Although the libertarian lobby will rail against anything mandated by government, when some organisations estimate we’ll need a £400,000 pension pot for a ‘basic standard of living’ and the average British pension pot, when left to our own devices, is only around £40,000, we clearly need more than a nudge. The argument to leave us alone only works if we follow it through to being allowed to die alone in our freezing flat at the age of 79. Which is something the British welfare state will not allow.
But libertarians do have a point. Individual liberty should be primary in a liberal democracy. Mandatory pensions makes sense because failure to save enough for your own retirement harms other people (violating the principle of liberty) but there are situations where it would be appropriate to opt out.
For example, high earners or those with substantial capital could find themselves violating the £1.5 million lifetime allowance through participation in an auto-enrolment scheme they neither want nor need. And financially savvy workers, of all income levels, may wish to build up their pension in another way, or through a different scheme to that their employer subscribes to. If that’s what they intend to do, they would be permitted to do so.
So what’s the solution? If opt-out rates do rise to unsustainable levels, particularly in time for the pension review set for 2017, and compulsory pensions take on the air of necessity, then we need ensure the scheme answers the arguments against.
Opting out should still be permissible, but to do so must be a means tested, active process. You are only allowed to opt out if you can demonstrate alternative means. Much as the old rules for annuitisation used to be before Osborne’s liberalisation of the process. This would cover people who wish to pursue retirement savings in a different way, and those on higher incomes seeking to avoid tipping over the lifetime allowance.
Workplace pension schemes should be excellent value for money, so that financially savvy workers don’t even want to opt out. This should be requirement anyway, but doubly so if compulsory. If I’m forced into doing something, it’d better be unequivocally good for me.

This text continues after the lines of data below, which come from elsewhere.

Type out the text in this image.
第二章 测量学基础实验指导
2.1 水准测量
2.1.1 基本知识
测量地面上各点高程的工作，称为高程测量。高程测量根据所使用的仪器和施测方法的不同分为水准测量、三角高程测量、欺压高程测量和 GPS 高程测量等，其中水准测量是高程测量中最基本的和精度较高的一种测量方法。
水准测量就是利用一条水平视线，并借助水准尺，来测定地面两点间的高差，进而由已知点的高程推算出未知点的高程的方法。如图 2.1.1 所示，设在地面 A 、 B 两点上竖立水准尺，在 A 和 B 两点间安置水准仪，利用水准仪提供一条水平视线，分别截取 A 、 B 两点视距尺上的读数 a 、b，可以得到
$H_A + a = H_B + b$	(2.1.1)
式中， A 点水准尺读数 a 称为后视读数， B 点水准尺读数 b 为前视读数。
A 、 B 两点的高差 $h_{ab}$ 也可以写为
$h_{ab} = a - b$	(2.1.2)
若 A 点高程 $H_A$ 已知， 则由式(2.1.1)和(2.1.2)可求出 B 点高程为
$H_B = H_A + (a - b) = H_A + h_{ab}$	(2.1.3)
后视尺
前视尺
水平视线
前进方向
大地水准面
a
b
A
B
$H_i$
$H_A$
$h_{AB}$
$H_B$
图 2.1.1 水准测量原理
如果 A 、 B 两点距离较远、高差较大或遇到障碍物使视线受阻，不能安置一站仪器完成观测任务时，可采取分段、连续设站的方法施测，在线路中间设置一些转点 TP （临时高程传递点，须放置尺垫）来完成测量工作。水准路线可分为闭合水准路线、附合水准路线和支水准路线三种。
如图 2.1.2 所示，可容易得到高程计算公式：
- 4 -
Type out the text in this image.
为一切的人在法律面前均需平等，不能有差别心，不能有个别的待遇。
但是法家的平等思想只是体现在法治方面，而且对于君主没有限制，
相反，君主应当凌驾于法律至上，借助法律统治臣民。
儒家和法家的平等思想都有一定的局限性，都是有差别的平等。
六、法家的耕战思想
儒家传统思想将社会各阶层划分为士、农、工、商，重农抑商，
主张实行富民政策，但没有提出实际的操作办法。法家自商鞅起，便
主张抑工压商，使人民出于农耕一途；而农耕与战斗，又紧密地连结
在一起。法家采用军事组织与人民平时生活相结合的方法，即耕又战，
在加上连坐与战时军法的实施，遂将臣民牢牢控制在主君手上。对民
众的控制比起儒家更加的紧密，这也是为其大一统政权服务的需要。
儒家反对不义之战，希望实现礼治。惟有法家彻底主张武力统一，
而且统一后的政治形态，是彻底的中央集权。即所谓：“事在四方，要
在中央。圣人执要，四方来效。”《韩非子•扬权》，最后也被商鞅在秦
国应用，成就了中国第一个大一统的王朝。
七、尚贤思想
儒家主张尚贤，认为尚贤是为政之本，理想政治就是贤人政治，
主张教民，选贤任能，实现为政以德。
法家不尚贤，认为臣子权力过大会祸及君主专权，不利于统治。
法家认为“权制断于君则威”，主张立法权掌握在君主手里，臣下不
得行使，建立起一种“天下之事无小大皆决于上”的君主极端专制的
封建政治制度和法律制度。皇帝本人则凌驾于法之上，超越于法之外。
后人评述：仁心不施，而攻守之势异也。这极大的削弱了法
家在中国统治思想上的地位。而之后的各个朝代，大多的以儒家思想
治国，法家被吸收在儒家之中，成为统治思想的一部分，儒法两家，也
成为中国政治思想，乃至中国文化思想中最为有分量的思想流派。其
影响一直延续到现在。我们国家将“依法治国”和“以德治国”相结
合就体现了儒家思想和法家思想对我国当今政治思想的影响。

This means ensuring annual management fees are reasonable, and returns are consistent with alternative schemes.
The latter point cannot be guaranteed, though steps can be taken to support it. The former may mean instituting Dutch style collective pensions and using bulk bargaining power, along with economy of scale, to drive fees down. Approached correctly, workplace pensions could be the most value for money pensions on the market.
If the opt-out rates stay as positive as they are now, then mandatory pensions may never come up. But if participation drops significantly, there is a strong case for compulsory enrolment done right. On pure economics, compulsory pensions makes most sense, and auto-enrolment is, as an OECD review into the Irish pension system put it “second best”. You have to make it politically palatable.
Not to sound paranoid, but starting with auto-enrolment at a low contribution rate seems a good place to start.